DS@GT Applied Research and Competitions
The Data Science @ Georgia Tech (DS@GT) Applied Research Competitions (ARC) is a student-run research group focused on machine learning, information retrieval, and data-driven scientific modeling through participation in competitive research challenges. The group organizes participation in the Conference and Labs of the Evaluation Forum (CLEF) but also leverages platforms like Kaggle and PACE for training and internal skill development. Our code is available on GitHub.

We recently wrapped up our Spring 2025 semester with 22 accepted working note papers and 45 authors at CLEF 2025. We are preparing for the Fall 2025 Interest Group and Spring 2026 competition season. In addition to CLEF 2026, we plan to participate in TREC 2025, MediaEval 2025, and NTCIR 19.
Membership
ARC operates as a project group within the broader Data Science @ Georgia Tech student organization. Members are expected to be members of DS@GT and adhere to its general guidelines.
- Eligibility: Open to all Georgia Tech students (undergraduate, graduate - including OMSCS/OMSA, PhD), and alumni with student status (e.g., enrolled in a for-credit seminar). Both on-campus and online students participate actively.
- Requirements: Members must be part of the parent DS@GT organization (including paying dues). Active participation, especially in the Fall, is crucial for Spring team placement.
- Minimum Technical Expectations: Proficiency in Python (SciPy stack: NumPy, Pandas, Matplotlib) and Git version control. Familiarity with ML concepts is highly beneficial. Prior ML/IR project experience (non-trivial complexity) or software engineering experience is expected. Completion or enrollment in a project-heavy course (e.g., ML, DL) is recommended.

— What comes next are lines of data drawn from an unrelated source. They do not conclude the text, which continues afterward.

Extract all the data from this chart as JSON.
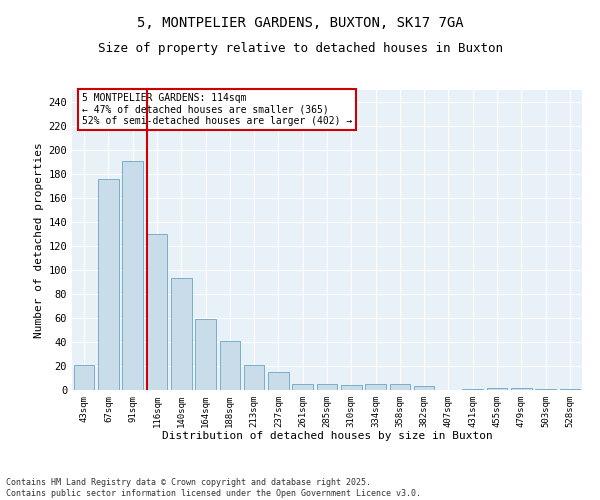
{
  "title1": "5, MONTPELIER GARDENS, BUXTON, SK17 7GA",
  "title2": "Size of property relative to detached houses in Buxton",
  "xlabel": "Distribution of detached houses by size in Buxton",
  "ylabel": "Number of detached properties",
  "categories": [
    "43sqm",
    "67sqm",
    "91sqm",
    "116sqm",
    "140sqm",
    "164sqm",
    "188sqm",
    "213sqm",
    "237sqm",
    "261sqm",
    "285sqm",
    "310sqm",
    "334sqm",
    "358sqm",
    "382sqm",
    "407sqm",
    "431sqm",
    "455sqm",
    "479sqm",
    "503sqm",
    "528sqm"
  ],
  "values": [
    21,
    176,
    191,
    130,
    93,
    59,
    41,
    21,
    15,
    5,
    5,
    4,
    5,
    5,
    3,
    0,
    1,
    2,
    2,
    1,
    1
  ],
  "bar_color": "#c9dce9",
  "bar_edge_color": "#7aaec8",
  "vline_x_idx": 3,
  "vline_color": "#cc0000",
  "annotation_text": "5 MONTPELIER GARDENS: 114sqm\n← 47% of detached houses are smaller (365)\n52% of semi-detached houses are larger (402) →",
  "annotation_box_color": "#cc0000",
  "ylim": [
    0,
    250
  ],
  "yticks": [
    0,
    20,
    40,
    60,
    80,
    100,
    120,
    140,
    160,
    180,
    200,
    220,
    240
  ],
  "bg_color": "#e8f0f8",
  "footer1": "Contains HM Land Registry data © Crown copyright and database right 2025.",
  "footer2": "Contains public sector information licensed under the Open Government Licence v3.0."
}
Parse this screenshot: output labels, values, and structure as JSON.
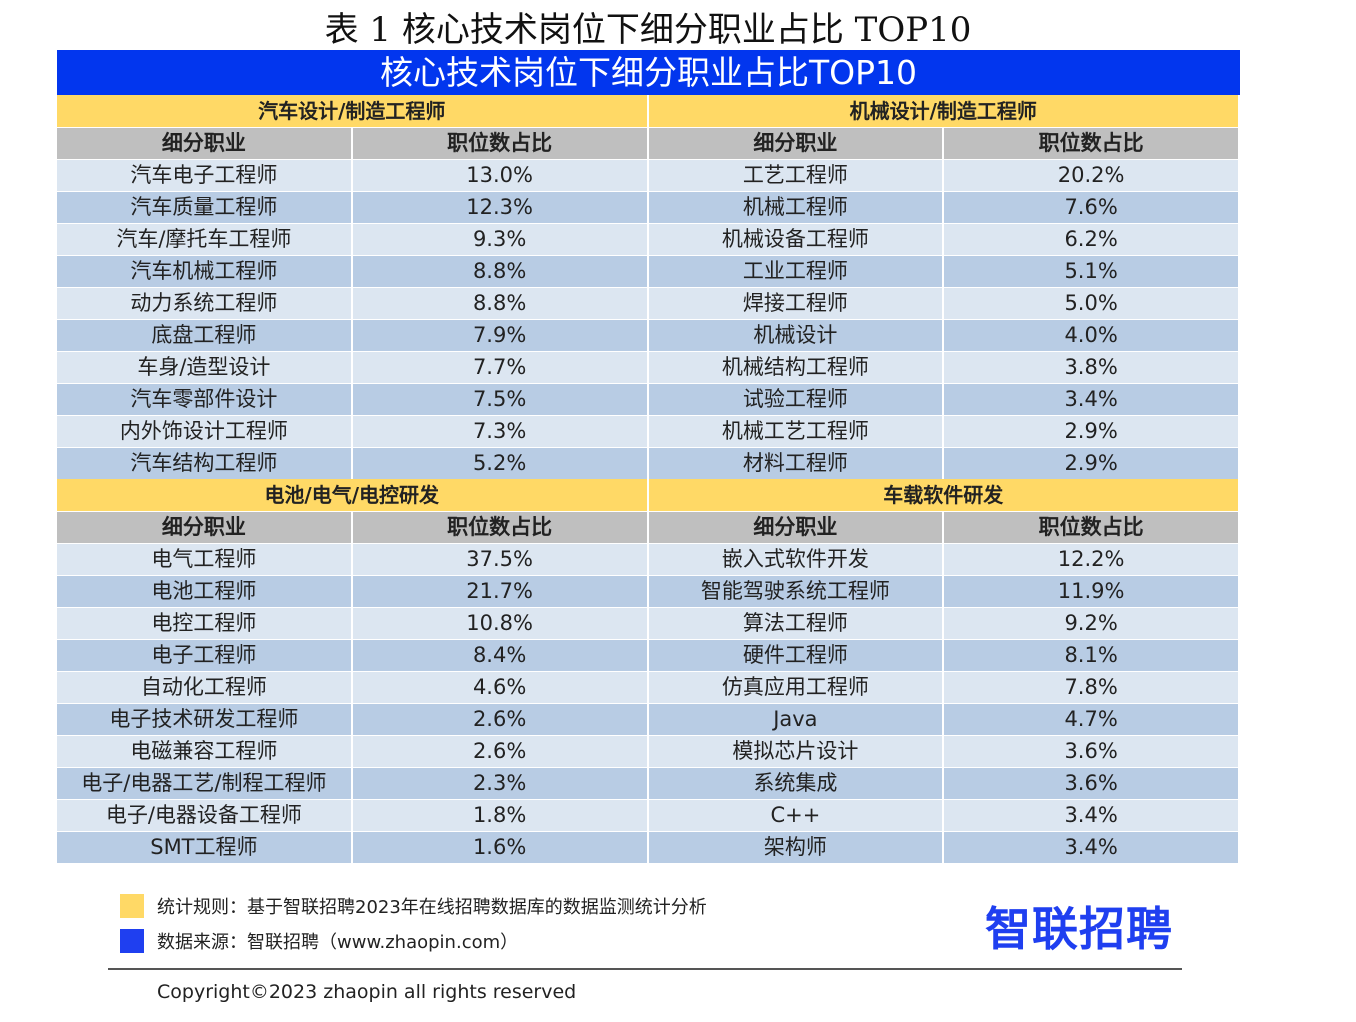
{
  "title": "表 1  核心技术岗位下细分职业占比 TOP10",
  "banner": "核心技术岗位下细分职业占比TOP10",
  "col_headers": [
    "细分职业",
    "职位数占比"
  ],
  "blocks": [
    {
      "sections": [
        {
          "name": "汽车设计/制造工程师",
          "rows": [
            [
              "汽车电子工程师",
              "13.0%"
            ],
            [
              "汽车质量工程师",
              "12.3%"
            ],
            [
              "汽车/摩托车工程师",
              "9.3%"
            ],
            [
              "汽车机械工程师",
              "8.8%"
            ],
            [
              "动力系统工程师",
              "8.8%"
            ],
            [
              "底盘工程师",
              "7.9%"
            ],
            [
              "车身/造型设计",
              "7.7%"
            ],
            [
              "汽车零部件设计",
              "7.5%"
            ],
            [
              "内外饰设计工程师",
              "7.3%"
            ],
            [
              "汽车结构工程师",
              "5.2%"
            ]
          ]
        },
        {
          "name": "机械设计/制造工程师",
          "rows": [
            [
              "工艺工程师",
              "20.2%"
            ],
            [
              "机械工程师",
              "7.6%"
            ],
            [
              "机械设备工程师",
              "6.2%"
            ],
            [
              "工业工程师",
              "5.1%"
            ],
            [
              "焊接工程师",
              "5.0%"
            ],
            [
              "机械设计",
              "4.0%"
            ],
            [
              "机械结构工程师",
              "3.8%"
            ],
            [
              "试验工程师",
              "3.4%"
            ],
            [
              "机械工艺工程师",
              "2.9%"
            ],
            [
              "材料工程师",
              "2.9%"
            ]
          ]
        }
      ]
    },
    {
      "sections": [
        {
          "name": "电池/电气/电控研发",
          "rows": [
            [
              "电气工程师",
              "37.5%"
            ],
            [
              "电池工程师",
              "21.7%"
            ],
            [
              "电控工程师",
              "10.8%"
            ],
            [
              "电子工程师",
              "8.4%"
            ],
            [
              "自动化工程师",
              "4.6%"
            ],
            [
              "电子技术研发工程师",
              "2.6%"
            ],
            [
              "电磁兼容工程师",
              "2.6%"
            ],
            [
              "电子/电器工艺/制程工程师",
              "2.3%"
            ],
            [
              "电子/电器设备工程师",
              "1.8%"
            ],
            [
              "SMT工程师",
              "1.6%"
            ]
          ]
        },
        {
          "name": "车载软件研发",
          "rows": [
            [
              "嵌入式软件开发",
              "12.2%"
            ],
            [
              "智能驾驶系统工程师",
              "11.9%"
            ],
            [
              "算法工程师",
              "9.2%"
            ],
            [
              "硬件工程师",
              "8.1%"
            ],
            [
              "仿真应用工程师",
              "7.8%"
            ],
            [
              "Java",
              "4.7%"
            ],
            [
              "模拟芯片设计",
              "3.6%"
            ],
            [
              "系统集成",
              "3.6%"
            ],
            [
              "C++",
              "3.4%"
            ],
            [
              "架构师",
              "3.4%"
            ]
          ]
        }
      ]
    }
  ],
  "legend": [
    {
      "text": "统计规则：基于智联招聘2023年在线招聘数据库的数据监测统计分析",
      "color": "#ffd966"
    },
    {
      "text": "数据来源：智联招聘（www.zhaopin.com）",
      "color": "#1f3ff0"
    }
  ],
  "logo": "智联招聘",
  "copyright": "Copyright©2023 zhaopin all rights reserved"
}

Group Structure and Schedule
Recordings of our Fall 2024 Interest Group can be found below and provide an overview of the group’s structure and expectations.
The group operates on a two-semester academic cycle.

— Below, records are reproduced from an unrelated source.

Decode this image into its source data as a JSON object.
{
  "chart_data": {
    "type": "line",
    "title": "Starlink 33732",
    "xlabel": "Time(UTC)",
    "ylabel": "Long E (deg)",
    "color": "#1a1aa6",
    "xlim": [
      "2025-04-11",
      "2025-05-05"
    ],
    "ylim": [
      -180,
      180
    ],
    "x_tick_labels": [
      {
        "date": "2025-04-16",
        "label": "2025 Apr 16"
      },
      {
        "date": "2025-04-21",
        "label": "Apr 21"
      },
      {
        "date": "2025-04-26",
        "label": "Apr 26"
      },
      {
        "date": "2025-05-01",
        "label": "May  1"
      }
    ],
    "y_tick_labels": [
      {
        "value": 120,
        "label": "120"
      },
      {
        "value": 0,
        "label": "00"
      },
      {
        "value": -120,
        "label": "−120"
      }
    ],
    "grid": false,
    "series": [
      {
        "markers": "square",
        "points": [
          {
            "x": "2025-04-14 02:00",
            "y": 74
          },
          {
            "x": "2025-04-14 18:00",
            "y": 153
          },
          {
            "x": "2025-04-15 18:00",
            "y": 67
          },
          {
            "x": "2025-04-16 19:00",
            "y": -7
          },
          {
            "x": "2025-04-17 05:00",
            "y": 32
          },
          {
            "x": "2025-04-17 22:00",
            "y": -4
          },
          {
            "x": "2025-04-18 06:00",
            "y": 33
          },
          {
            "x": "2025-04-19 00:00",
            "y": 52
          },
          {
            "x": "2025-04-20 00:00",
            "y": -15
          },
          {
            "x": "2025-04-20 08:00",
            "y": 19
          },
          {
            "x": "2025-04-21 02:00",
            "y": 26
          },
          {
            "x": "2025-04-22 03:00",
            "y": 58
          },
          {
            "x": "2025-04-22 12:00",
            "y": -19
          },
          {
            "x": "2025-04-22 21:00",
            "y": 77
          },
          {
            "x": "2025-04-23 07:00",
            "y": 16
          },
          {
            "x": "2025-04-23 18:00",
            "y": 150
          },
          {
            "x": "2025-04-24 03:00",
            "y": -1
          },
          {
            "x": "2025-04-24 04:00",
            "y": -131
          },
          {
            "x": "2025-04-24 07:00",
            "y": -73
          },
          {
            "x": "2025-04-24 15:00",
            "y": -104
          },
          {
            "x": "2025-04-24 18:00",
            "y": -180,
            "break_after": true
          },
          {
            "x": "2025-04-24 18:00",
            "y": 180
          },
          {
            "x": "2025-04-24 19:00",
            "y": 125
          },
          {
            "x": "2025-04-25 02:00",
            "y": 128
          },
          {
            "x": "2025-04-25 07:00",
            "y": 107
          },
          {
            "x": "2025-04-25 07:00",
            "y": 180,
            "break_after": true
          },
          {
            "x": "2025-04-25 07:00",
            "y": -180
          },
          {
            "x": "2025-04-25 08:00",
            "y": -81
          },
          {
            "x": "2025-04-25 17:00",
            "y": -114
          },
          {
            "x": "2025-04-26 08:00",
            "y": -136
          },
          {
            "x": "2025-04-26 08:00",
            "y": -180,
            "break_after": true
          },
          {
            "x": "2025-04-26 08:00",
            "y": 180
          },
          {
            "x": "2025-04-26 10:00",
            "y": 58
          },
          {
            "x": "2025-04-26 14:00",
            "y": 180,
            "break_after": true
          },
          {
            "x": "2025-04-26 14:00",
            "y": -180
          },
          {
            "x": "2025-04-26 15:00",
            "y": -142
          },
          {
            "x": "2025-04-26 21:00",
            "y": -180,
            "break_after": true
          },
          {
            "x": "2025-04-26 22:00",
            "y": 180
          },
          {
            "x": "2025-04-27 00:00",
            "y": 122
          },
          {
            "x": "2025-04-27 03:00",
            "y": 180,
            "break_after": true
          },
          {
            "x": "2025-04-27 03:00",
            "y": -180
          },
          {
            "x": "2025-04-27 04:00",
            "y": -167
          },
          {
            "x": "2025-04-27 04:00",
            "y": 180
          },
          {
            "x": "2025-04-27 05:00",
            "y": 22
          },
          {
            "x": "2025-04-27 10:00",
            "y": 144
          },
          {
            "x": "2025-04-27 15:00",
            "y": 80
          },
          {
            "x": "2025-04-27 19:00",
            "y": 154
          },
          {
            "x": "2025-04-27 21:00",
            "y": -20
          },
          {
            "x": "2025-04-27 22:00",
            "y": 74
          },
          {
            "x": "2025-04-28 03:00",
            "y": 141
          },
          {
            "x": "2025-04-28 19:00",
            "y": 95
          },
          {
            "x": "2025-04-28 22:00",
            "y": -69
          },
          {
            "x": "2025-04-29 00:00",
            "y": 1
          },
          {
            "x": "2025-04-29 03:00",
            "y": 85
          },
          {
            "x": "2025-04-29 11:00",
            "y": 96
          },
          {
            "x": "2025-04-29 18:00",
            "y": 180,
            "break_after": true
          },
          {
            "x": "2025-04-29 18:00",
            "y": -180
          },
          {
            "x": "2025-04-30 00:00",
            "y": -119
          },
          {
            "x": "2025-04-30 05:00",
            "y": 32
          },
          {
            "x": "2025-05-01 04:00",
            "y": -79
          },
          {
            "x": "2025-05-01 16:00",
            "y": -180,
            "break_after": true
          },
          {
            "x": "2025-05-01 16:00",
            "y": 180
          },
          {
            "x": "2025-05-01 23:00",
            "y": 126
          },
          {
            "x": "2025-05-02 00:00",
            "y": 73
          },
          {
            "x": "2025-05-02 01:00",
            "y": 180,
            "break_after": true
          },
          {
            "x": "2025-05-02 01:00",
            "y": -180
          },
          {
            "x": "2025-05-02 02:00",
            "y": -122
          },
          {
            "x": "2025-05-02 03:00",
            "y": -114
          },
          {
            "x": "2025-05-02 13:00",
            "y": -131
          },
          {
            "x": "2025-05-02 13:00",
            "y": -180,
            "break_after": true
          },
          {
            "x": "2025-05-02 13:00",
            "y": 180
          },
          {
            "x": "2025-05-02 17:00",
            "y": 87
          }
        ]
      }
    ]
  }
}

- Fall Semester: Interest Group & Preparation
- Focus: Introduction to competitive data science (Kaggle) and research competitions (CLEF).
- Activities: Weekly meetings, EDA assignments, paper discussions, internal Kaggle competition, foundational skills training (e.g., PACE usage).
- Outcome: Formation of motivated and prepared teams for the Spring semester.
- Time Commitment: ~2-3 hours/week (equivalent to a 1-unit seminar).
- Spring Semester: Competition Execution & Publication
- Focus: Deep dive into specific CLEF tasks within dedicated teams.
- Activities: Team-based research and development, model building, experimentation, result submission, writing and submitting working notes papers.
- Outcome: Competition submissions, published papers, presentation of work.
- Time Commitment: ~100-150+ hours total (equivalent to a 2-3 unit course), varies by role and project intensity.
Team Structure
- Size: Typically 3-5 members per team (including the lead). No more than 5 people on a single task due to complexity of sharding work.
- Composition: Aim for a mix of skills and experience levels where possible, fostering inclusivity and knowledge sharing (e.g., pairing experienced members with newer ones).
- Roles:
- Task Lead: Responsible for managing a task team in the Spring. Duties include registering the team, defining the technical approach/plan, conducting weekly meetings, delegating tasks, tracking progress, reporting updates, leading paper writing/submission, and confirming team members. Requires significant time commitment and technical/project management skills.
- Task Member: Responsible for actively contributing (coding, analysis, experiments), attending weekly meetings, reporting progress, contributing to the paper, and potentially presenting updates. Expected to have relevant technical skills (Python, Git, ML/data analysis basics) and commit sufficient time.
- Goal: One team per competition task, with no overlap in tasks between teams.